Most of us, when our hearts or spirits are troubled, think that the answer to our pain is understanding. If only we could know more than we do right now, if only we could learn that little piece of elusive information that would bring it all together for us and shed new light on things, if only we could understand what's happening beneath the surface of what seems like what's happening, then perhaps we wouldn't ache so much. Perhaps we wouldn't hurt so deeply.
So we spend our lives in pursuit of knowledge and understanding, even wisdom, and truly believe that if we had just a little bit more of any of these, life would just not be so hard.
But that's not, unfortunately, how wisdom and knowledge work. Not in a fallen world, not in a world marked by sin and selfishness. Not here, not now. The truth is that wisdom and knowledge do exactly the opposite for our pain than what we hope they will do: they deepen it. They intensify it. They magnify it so that what we thought was beyond what we can bear becomes unquestionably beyond what we can bear.
Thus, we weep.
This is truth according to God's Word itself, although I will say that from personal experience, I can confirm the words of the Preacher of Ecclesiastes. Here's how he says it, in Ecclesiastes 1:18: For in much wisdom is much grief: and he that increaseth knowledge increaseth sorrow. Another translation says, With a lot of wisdom comes a lot of heartache. The greater your knowledge, the greater your pain. Yet another translation says, For the greater my wisdom, the greater my grief. To increase knowledge only increases sorrow.
This is tough for most of us to swallow because in the depth of our ache, what we most often find are unanswered questions. We have this human longing to know what we do not know, thinking that it is the unknown that causes so much of our grief. But the truth is that whatever can be known leaves us more grief-stricken than what we cannot know.
Here's why: the more you know about anything in this fallen world, the more you understand about how the human heart beats in its own depravity, the more you recognize sin and selfishness...the more you realize just how far we are from where we ought to be. The more you see clearly the fallen world, the more you see clearly the unfallen world and the promise of God that it was never supposed to be this way.

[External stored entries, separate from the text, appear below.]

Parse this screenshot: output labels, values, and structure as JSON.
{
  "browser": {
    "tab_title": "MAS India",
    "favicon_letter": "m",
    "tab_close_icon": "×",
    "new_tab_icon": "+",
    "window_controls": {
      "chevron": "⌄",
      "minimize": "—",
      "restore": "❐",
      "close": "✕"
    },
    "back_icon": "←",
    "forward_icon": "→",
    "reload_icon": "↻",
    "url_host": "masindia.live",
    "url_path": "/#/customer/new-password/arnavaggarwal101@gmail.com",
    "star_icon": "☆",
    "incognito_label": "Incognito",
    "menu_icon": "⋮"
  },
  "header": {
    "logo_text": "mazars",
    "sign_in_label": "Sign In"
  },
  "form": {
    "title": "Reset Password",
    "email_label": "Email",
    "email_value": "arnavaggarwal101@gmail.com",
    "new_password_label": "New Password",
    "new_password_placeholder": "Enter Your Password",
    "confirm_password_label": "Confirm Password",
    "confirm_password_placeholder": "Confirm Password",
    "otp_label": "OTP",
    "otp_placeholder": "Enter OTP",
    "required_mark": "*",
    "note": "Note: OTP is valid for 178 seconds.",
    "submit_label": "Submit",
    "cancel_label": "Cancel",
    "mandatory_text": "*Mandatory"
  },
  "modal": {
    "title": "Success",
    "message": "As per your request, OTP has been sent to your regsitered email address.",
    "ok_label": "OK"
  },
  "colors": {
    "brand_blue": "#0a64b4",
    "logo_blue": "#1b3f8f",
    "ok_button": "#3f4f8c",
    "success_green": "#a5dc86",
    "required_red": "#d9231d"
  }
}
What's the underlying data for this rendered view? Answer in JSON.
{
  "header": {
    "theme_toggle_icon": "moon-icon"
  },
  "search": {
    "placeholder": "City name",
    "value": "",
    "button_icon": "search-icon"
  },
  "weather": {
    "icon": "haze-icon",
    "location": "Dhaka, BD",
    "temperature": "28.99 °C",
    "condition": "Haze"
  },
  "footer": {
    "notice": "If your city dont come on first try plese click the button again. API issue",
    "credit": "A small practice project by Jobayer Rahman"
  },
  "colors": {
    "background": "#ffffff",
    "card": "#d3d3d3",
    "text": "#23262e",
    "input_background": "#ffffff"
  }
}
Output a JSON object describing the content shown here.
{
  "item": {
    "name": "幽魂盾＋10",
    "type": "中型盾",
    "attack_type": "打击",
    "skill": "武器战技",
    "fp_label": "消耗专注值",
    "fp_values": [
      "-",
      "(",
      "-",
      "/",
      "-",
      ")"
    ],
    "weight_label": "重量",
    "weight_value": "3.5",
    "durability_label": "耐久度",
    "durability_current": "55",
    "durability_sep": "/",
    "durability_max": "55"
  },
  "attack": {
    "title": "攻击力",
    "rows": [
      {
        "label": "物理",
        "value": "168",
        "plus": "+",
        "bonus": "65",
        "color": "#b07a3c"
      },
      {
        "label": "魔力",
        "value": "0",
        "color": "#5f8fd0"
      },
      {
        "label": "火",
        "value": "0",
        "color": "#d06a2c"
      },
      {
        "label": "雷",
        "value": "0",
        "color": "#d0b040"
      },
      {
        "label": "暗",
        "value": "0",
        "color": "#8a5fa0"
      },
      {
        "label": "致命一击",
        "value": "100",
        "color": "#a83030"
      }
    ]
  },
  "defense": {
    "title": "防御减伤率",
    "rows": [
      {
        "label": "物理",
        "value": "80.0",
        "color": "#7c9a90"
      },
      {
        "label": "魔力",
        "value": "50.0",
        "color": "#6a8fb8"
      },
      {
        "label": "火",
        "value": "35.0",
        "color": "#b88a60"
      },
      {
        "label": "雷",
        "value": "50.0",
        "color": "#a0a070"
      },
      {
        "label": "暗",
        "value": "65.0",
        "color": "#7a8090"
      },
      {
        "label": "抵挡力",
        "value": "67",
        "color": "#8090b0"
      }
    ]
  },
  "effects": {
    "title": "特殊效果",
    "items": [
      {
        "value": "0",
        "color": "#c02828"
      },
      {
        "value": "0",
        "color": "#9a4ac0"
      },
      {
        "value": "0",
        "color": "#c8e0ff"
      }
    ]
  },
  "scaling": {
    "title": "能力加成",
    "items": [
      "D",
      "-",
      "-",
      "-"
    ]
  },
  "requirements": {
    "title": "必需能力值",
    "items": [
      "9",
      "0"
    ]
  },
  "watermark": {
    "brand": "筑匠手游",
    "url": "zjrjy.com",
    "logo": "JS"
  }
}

The pain that comes from this kind of wisdom is too deep for words.
And it ruins everything, really. It turns what our sinful hearts desire on its very head and makes it almost impossible to seek the kind of resolution we dreamt so often of having. Because here's what's so troubling about the fallen world that we live in: no matter how deeply we dig under depravity, we only find more depravity. It builds upon itself and deepens and worsens as each generation gets further and further from God. The only answer this world can offer to its aches is a deeper ache, a clearer vision of just how wrong things have gone.
Every time we cry out, it wasn't supposed to be this way, we dig deeper into the problem and find out it really wasn't, but it is, because it wasn't, but it was, because it wasn't, but it was, because it wasn't...and all the way back to a tiny little fig that ruined everything.
Once you begin to see that, you can't un-see it. Ever. And the very thing that was supposed to soothe your soul, that was supposed to heal your heart, rips it all the wider open until all you can do, as the Preacher said, is grieve...and ache...and long. We long for the day when God sets it right again, when these wounds are healed, when the world is made new, and when our souls are restored from all that the troubles of this world have done to them.
And we long for the very thing that God Himself told us all along was worth longing for, to know the very thing He told us was worth knowing....to be still and to know that He is God.